As tigers have large habitat requirements, the effects of land conversion in the rainforest, leading to fragmentation and isolation of forest reserves will severely affect the long-term viability of tiger populations across the landscape.
Thus, the Central Forest Spine (CFS) identified by the Department of Town and Country Planning under the National Physical Plan in 2005 is the backbone of the environmentally sensitive forest network.
The CFS, consisting of 51,000 km of contiguous forests, is divided into three landscapes which are the Main Range (20,000 km ), the Greater Taman Negara (15,000 km ) and the Southern Forest (10,000 km ).
The CFS provides linkages for ecological corridors to connect tiger populations across three core priority areas which are the Belum-Temenggor Complex (3,546 km ) Taman Negara (4,343 km ) and the Endau-Rompin Complex (2,389 km ).
These corridors serve as critical ecosystem areas, as well as habitats for tigers natural prey such as sambar deer, barking deer and wild boar.
THREATS TO THE TIGER
Although 45 percent of Malaysia is still forested, the country's apex predator is gravely threatened by habitat loss, forest fragmentation, prey depletion, poaching and retaliatory killing.
Accelerating deforestation, especially in environmentally-sensitive areas particularly in the states of Johor, Kelantan and Selangor for the establishment of timber latex clone plantations has contributed to the loss of many natural tiger habitats.

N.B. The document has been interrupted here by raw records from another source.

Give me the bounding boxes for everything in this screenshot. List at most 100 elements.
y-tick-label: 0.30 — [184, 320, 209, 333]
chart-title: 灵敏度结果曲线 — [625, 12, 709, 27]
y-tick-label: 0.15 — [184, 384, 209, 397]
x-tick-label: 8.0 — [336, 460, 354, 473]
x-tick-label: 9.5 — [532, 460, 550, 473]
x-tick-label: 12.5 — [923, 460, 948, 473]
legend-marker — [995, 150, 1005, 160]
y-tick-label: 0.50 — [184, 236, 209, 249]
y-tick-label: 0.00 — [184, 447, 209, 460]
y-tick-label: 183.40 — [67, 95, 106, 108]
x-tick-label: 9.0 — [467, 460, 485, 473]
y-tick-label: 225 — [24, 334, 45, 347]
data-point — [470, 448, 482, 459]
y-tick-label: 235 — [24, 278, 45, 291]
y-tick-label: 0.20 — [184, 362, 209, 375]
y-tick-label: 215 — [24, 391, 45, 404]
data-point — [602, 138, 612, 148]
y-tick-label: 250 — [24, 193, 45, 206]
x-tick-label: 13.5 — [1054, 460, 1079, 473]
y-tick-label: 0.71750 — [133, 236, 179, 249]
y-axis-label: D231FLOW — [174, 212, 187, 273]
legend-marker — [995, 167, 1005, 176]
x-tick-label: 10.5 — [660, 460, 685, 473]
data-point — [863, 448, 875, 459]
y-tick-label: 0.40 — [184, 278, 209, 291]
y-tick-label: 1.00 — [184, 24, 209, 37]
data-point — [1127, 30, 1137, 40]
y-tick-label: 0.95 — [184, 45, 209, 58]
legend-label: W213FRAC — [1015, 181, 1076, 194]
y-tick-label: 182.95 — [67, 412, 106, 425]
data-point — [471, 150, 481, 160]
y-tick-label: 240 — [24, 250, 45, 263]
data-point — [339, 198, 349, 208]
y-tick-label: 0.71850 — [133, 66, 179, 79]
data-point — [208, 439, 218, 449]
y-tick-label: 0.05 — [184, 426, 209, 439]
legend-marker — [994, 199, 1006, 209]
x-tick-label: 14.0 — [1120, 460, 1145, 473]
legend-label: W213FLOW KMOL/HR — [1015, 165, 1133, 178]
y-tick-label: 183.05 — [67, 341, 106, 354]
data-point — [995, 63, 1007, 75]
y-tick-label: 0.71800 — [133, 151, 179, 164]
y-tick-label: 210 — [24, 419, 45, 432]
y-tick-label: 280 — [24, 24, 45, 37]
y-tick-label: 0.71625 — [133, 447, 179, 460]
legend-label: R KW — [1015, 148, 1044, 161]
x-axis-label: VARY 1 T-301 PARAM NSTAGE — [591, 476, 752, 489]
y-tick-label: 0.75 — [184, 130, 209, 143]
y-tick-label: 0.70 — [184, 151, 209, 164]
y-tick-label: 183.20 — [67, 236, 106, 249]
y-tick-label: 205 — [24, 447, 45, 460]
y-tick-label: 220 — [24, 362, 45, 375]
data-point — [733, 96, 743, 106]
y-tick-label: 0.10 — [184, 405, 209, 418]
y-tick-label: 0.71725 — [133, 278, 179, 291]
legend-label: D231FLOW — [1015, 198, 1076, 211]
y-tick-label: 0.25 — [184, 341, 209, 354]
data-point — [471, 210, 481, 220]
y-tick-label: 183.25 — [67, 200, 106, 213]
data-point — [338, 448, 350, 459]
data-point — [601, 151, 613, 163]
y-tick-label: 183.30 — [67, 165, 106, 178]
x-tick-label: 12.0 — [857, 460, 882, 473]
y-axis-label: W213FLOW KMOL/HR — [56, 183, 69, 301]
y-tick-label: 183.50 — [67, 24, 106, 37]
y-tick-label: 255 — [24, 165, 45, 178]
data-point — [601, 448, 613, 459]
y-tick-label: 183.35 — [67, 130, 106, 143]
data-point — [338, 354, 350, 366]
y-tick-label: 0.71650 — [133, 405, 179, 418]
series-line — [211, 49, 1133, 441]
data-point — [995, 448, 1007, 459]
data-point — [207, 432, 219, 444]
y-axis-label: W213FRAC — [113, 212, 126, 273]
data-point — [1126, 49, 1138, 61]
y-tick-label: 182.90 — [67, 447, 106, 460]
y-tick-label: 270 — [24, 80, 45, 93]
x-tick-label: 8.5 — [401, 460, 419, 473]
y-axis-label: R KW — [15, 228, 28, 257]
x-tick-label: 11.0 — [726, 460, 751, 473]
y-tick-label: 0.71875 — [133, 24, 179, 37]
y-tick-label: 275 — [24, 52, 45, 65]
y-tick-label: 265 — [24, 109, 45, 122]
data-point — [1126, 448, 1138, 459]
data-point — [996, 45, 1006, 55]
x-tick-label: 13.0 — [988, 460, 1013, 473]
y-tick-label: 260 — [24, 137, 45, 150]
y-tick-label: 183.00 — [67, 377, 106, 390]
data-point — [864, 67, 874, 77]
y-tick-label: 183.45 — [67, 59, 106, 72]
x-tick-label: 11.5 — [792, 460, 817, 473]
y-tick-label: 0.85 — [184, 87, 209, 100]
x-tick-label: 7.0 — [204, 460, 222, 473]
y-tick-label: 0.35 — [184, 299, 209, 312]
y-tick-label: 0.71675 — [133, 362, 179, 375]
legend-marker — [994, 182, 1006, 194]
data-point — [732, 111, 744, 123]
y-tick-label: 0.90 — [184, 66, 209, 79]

Furthermore, the clearing of forest areas to make way for monoculture plantations further reduces habitat quality for tigers. The building of roads, including highways and logging roads is another major threat to tigers and their prey as they provide poachers with easy access to once remote forests.
The Gerik-Jeli Highway is an example of how roads can fragment a contiguous habit, in this case, the Belum-Temenggor forest. Access roads into tiger habitats have also increased human-tiger conflicts.
Conflict areas such as in Pahang, Terengganu, Kelantan and Kedah are attributed to poorly-planned agricultural development and tiger prey depletion due to illegal hunting that in turn causes domesticated animal predation by tigers and retaliatory killings.
In June this year, a 3-year old Malayan tiger was shot by the country s security corps, RELA, after it was found looking for food in a village in Perak.
That s one less tiger in the wild, and a sad ending to the same creature that adorns our national emblems.